When I don’t know where or how to begin, I let a word fall onto the page, and so began the 

 

down

the 

page

 

poetry. Which, I like. Which is what comes naturally, but it isn’t what professor Eliot expects. I mean, if it IS me, then I should go with it. And I do. But, if I could combine it with discipline, then I will have achieved what he has been teaching us: control is liberating. 

 

I think Terri would agree. In the sense that . . . or . . . this comes to mind: in the throes of  passion anything goes, that’s a given. But when two people come together in a loving way, before the point of “throes” is reached, there can be a depth of passion of a different sort. This is what Terri has taught me. A profound depth of giving and acceptance. Of sensation.

 

To take that knowledge, to put it into words, is really hard, and I haven’t come close to being able to do it.

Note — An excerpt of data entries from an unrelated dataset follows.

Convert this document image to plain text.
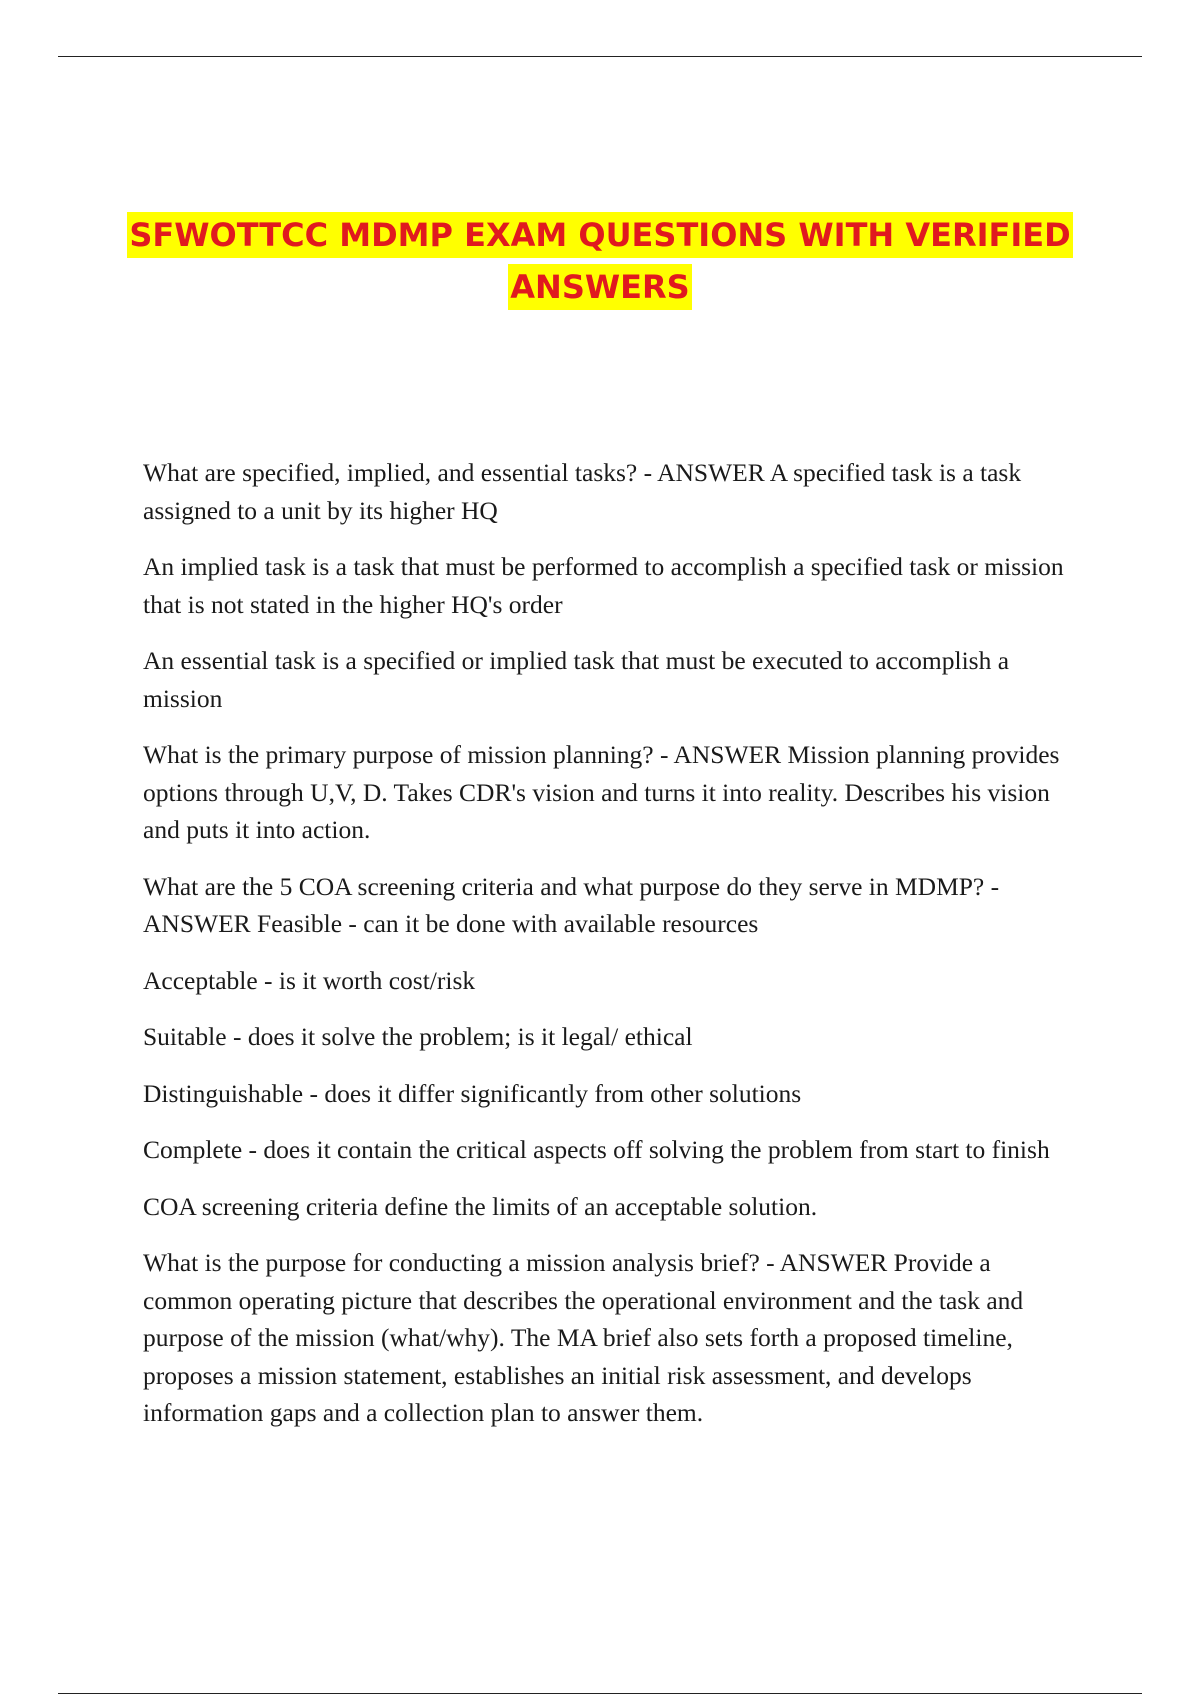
SFWOTTCC MDMP EXAM QUESTIONS WITH VERIFIED
ANSWERS

What are specified, implied, and essential tasks? - ANSWER A specified task is a task assigned to a unit by its higher HQ

An implied task is a task that must be performed to accomplish a specified task or mission that is not stated in the higher HQ's order

An essential task is a specified or implied task that must be executed to accomplish a mission

What is the primary purpose of mission planning? - ANSWER Mission planning provides options through U,V, D. Takes CDR's vision and turns it into reality. Describes his vision and puts it into action.

What are the 5 COA screening criteria and what purpose do they serve in MDMP? - ANSWER Feasible - can it be done with available resources

Acceptable - is it worth cost/risk

Suitable - does it solve the problem; is it legal/ ethical

Distinguishable - does it differ significantly from other solutions

Complete - does it contain the critical aspects off solving the problem from start to finish

COA screening criteria define the limits of an acceptable solution.

What is the purpose for conducting a mission analysis brief? - ANSWER Provide a common operating picture that describes the operational environment and the task and purpose of the mission (what/why). The MA brief also sets forth a proposed timeline, proposes a mission statement, establishes an initial risk assessment, and develops information gaps and a collection plan to answer them.
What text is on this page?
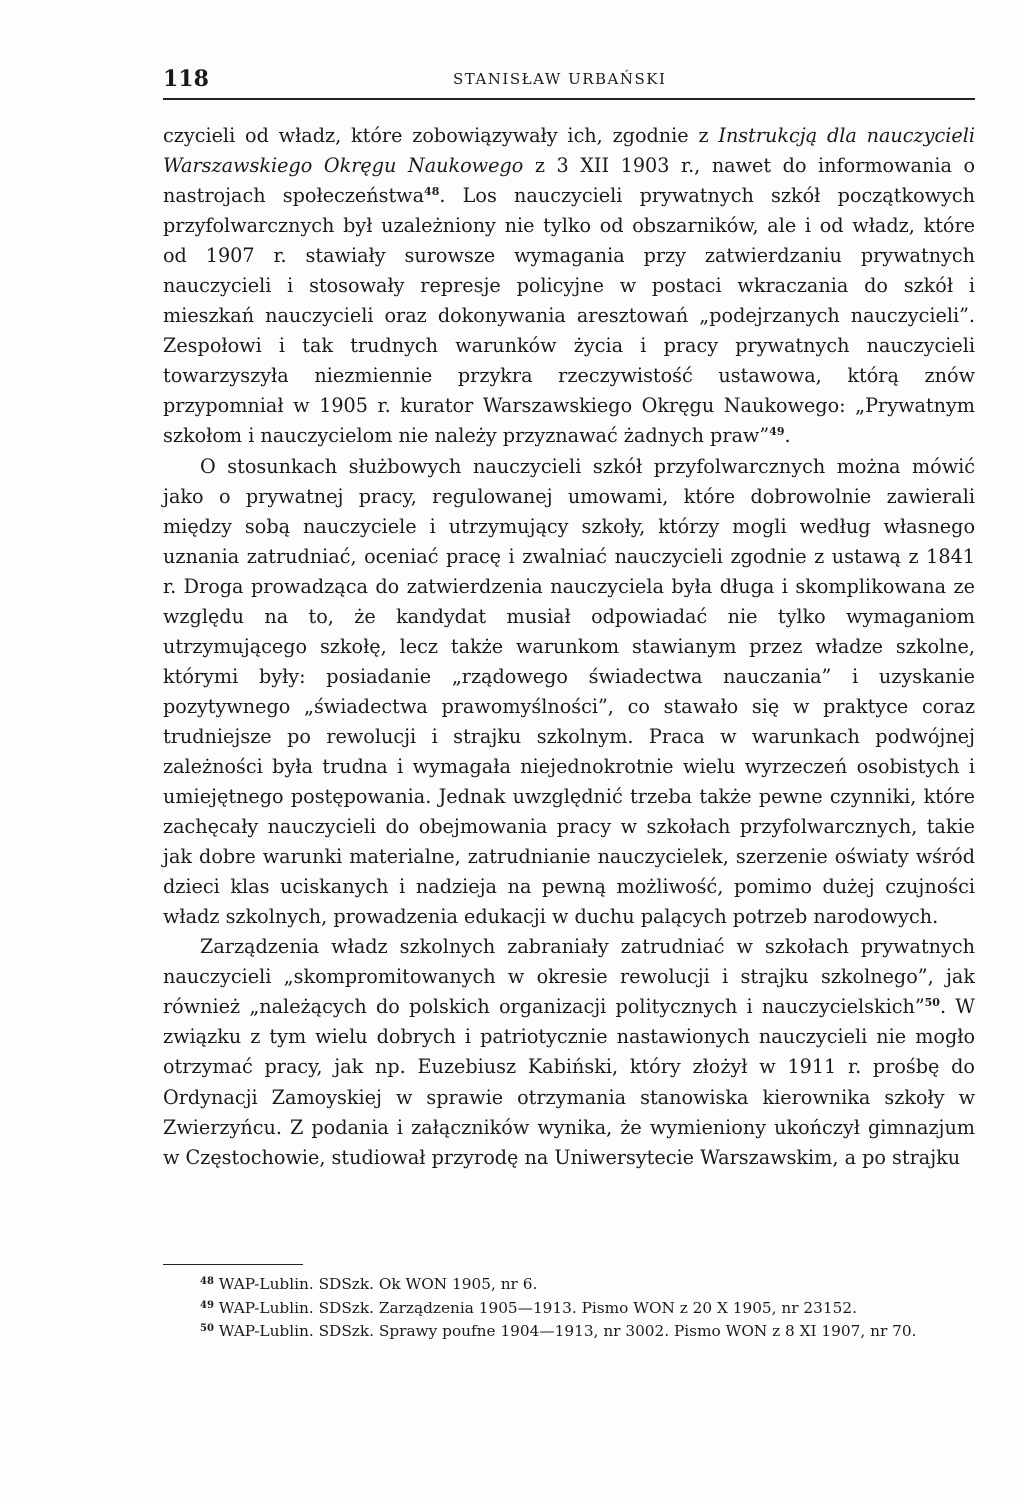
118	STANISŁAW URBAŃSKI

czycieli od władz, które zobowiązywały ich, zgodnie z Instrukcją dla nauczycieli Warszawskiego Okręgu Naukowego z 3 XII 1903 r., nawet do informowania o nastrojach społeczeństwa$^{48}$. Los nauczycieli prywatnych szkół początkowych przyfolwarcznych był uzależniony nie tylko od obszarników, ale i od władz, które od 1907 r. stawiały surowsze wymagania przy zatwierdzaniu prywatnych nauczycieli i stosowały represje policyjne w postaci wkraczania do szkół i mieszkań nauczycieli oraz dokonywania aresztowań „podejrzanych nauczycieli”. Zespołowi i tak trudnych warunków życia i pracy prywatnych nauczycieli towarzyszyła niezmiennie przykra rzeczywistość ustawowa, którą znów przypomniał w 1905 r. kurator Warszawskiego Okręgu Naukowego: „Prywatnym szkołom i nauczycielom nie należy przyznawać żadnych praw”$^{49}$.

O stosunkach służbowych nauczycieli szkół przyfolwarcznych można mówić jako o prywatnej pracy, regulowanej umowami, które dobrowolnie zawierali między sobą nauczyciele i utrzymujący szkoły, którzy mogli według własnego uznania zatrudniać, oceniać pracę i zwalniać nauczycieli zgodnie z ustawą z 1841 r. Droga prowadząca do zatwierdzenia nauczyciela była długa i skomplikowana ze względu na to, że kandydat musiał odpowiadać nie tylko wymaganiom utrzymującego szkołę, lecz także warunkom stawianym przez władze szkolne, którymi były: posiadanie „rządowego świadectwa nauczania” i uzyskanie pozytywnego „świadectwa prawomyślności”, co stawało się w praktyce coraz trudniejsze po rewolucji i strajku szkolnym. Praca w warunkach podwójnej zależności była trudna i wymagała niejednokrotnie wielu wyrzeczeń osobistych i umiejętnego postępowania. Jednak uwzględnić trzeba także pewne czynniki, które zachęcały nauczycieli do obejmowania pracy w szkołach przyfolwarcznych, takie jak dobre warunki materialne, zatrudnianie nauczycielek, szerzenie oświaty wśród dzieci klas uciskanych i nadzieja na pewną możliwość, pomimo dużej czujności władz szkolnych, prowadzenia edukacji w duchu palących potrzeb narodowych.

Zarządzenia władz szkolnych zabraniały zatrudniać w szkołach prywatnych nauczycieli „skompromitowanych w okresie rewolucji i strajku szkolnego”, jak również „należących do polskich organizacji politycznych i nauczycielskich”$^{50}$. W związku z tym wielu dobrych i patriotycznie nastawionych nauczycieli nie mogło otrzymać pracy, jak np. Euzebiusz Kabiński, który złożył w 1911 r. prośbę do Ordynacji Zamoyskiej w sprawie otrzymania stanowiska kierownika szkoły w Zwierzyńcu. Z podania i załączników wynika, że wymieniony ukończył gimnazjum w Częstochowie, studiował przyrodę na Uniwersytecie Warszawskim, a po strajku

$^{48}$ WAP-Lublin. SDSzk. Ok WON 1905, nr 6.

$^{49}$ WAP-Lublin. SDSzk. Zarządzenia 1905—1913. Pismo WON z 20 X 1905, nr 23152.

$^{50}$ WAP-Lublin. SDSzk. Sprawy poufne 1904—1913, nr 3002. Pismo WON z 8 XI 1907, nr 70.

But I can see it out there. I can see that is where I want to go, and it takes time. I have to put in the hours, but college seems to be about doing a lot of work in a short period of time. It never lets up, and there’s never enough time to think, just think. Pure thought. To do things well. 

 

I make a cup of tea and write this, not without some effort:

 

The last few evenings we spent together

Were surreal. We talked more than we made love.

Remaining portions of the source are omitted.